Korupsi masih menjadi salah satu persoalan yang dihadapi Indonesia. Selain merugikan keuangan negara, praktik korupsi juga memungkinkan hasil kejahatan tetap dinikmati melalui uang maupun aset. Karena itu, pemberantasan korupsi tidak cukup hanya dengan menghukum pelaku, tetapi juga perlu memastikan aset hasil tindak pidana dapat dikembalikan kepada negara.
Upaya tersebut salah satunya dilakukan melalui pembahasan Rancangan Undang-Undang (RUU) Perampasan Aset. Namun, RUU tersebut belum disahkan menjadi undang-undang. Menurut DPR RI, RUU Perampasan Aset masuk dalam Prolegnas Prioritas 2026 dan saat ini sedang disusun oleh Komisi III DPR RI melalui sejumlah Rapat Dengar Pendapat Umum (RDPU) dengan berbagai pihak.

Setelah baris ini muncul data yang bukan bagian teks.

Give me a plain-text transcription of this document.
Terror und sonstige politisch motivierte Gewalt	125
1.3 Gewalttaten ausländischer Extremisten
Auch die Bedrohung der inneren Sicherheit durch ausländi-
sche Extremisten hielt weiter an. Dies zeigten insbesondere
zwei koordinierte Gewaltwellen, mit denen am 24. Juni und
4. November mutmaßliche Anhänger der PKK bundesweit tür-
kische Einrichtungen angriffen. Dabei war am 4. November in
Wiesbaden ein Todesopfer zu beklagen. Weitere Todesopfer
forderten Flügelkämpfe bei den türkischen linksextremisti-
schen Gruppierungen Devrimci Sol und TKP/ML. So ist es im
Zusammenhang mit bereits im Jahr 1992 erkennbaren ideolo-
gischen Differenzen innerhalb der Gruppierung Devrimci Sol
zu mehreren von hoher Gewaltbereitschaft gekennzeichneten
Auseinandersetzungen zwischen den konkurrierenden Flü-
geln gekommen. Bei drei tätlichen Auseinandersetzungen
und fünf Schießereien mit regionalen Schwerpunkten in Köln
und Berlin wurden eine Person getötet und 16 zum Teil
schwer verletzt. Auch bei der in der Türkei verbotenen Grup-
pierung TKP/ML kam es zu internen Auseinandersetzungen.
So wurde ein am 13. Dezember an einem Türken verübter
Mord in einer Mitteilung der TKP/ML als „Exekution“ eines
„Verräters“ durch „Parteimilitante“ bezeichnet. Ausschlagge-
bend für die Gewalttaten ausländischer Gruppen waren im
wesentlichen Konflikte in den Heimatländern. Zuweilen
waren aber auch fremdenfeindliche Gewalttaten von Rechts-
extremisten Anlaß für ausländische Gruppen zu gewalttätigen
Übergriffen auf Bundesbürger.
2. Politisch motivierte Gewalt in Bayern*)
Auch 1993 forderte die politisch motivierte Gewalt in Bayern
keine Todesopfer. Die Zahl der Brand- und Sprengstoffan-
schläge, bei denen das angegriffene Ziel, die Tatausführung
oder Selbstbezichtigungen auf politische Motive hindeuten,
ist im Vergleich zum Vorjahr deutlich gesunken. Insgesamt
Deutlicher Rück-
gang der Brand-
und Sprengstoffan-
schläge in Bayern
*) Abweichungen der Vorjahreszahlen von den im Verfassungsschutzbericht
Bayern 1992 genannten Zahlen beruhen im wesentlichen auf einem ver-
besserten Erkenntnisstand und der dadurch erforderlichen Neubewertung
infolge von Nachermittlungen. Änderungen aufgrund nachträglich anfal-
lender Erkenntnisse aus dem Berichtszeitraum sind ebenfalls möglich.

Dilansir dari antaranews.com, Wakil Ketua DPR RI Saan Mustopa menyatakan DPR tetap berkomitmen melanjutkan pembahasan RUU Perampasan Aset dan menargetkan penyelesaiannya pada 2026. Ia juga membantah anggapan bahwa DPR menolak pembahasan aturan tersebut.
Dalam pembahasannya, Komisi III DPR RI menyoroti pentingnya memperkuat pemulihan aset hasil tindak pidana tanpa membuka ruang penyalahgunaan kewenangan. Ketua Komisi III DPR RI Habiburokhman menyebut pembahasan perlu dilakukan secara hati-hati karena RUU tersebut menjadi instrumen hukum baru di Indonesia.
Kewenangan perampasan aset nantinya berkaitan langsung dengan hak kepemilikan seseorang. Karena itu, negara membutuhkan aturan yang kuat untuk mengambil kembali aset hasil kejahatan, tetapi prosesnya tetap harus memiliki batas yang jelas dan dilakukan sesuai hukum. Masyarakat juga menyoroti kemungkinan terjadinya abuse of power oleh aparat penegak hukum.
Untuk memastikan aturan tersebut tidak disalahgunakan, DPR menerima masukan dari berbagai pihak, mulai dari akademisi, praktisi hukum, organisasi masyarakat, hingga mahasiswa. Dilansir dari Parlementaria, Komisi III menilai RUU Perampasan Aset harus memberikan kepastian hukum dan rasa keadilan serta tetap melindungi hak masyarakat selama proses perampasan berlangsung.
Selain mekanisme perampasan, pengelolaan aset yang telah dirampas juga menjadi perhatian. Anggota Komisi III DPR RI I Nyoman Parta mengusulkan agar hasil perampasan aset dikelola oleh badan khusus sehingga pengelolaannya dapat dilakukan secara lebih terarah dan transparan. Sementara itu, Habiburokhman menilai kewenangan besar aparat harus diimbangi dengan sistem pengawasan yang kuat.
Pada akhirnya, RUU Perampasan Aset dapat menjadi salah satu instrumen untuk memperkuat pemberantasan korupsi di Indonesia. Namun, pengesahan aturan tersebut harus diikuti dengan penerapan yang transparan, pengawasan yang kuat, serta batas kewenangan yang jelas agar upaya mengembalikan aset hasil tindak pidana kepada negara tetap berjalan sesuai hukum dan prinsip keadilan.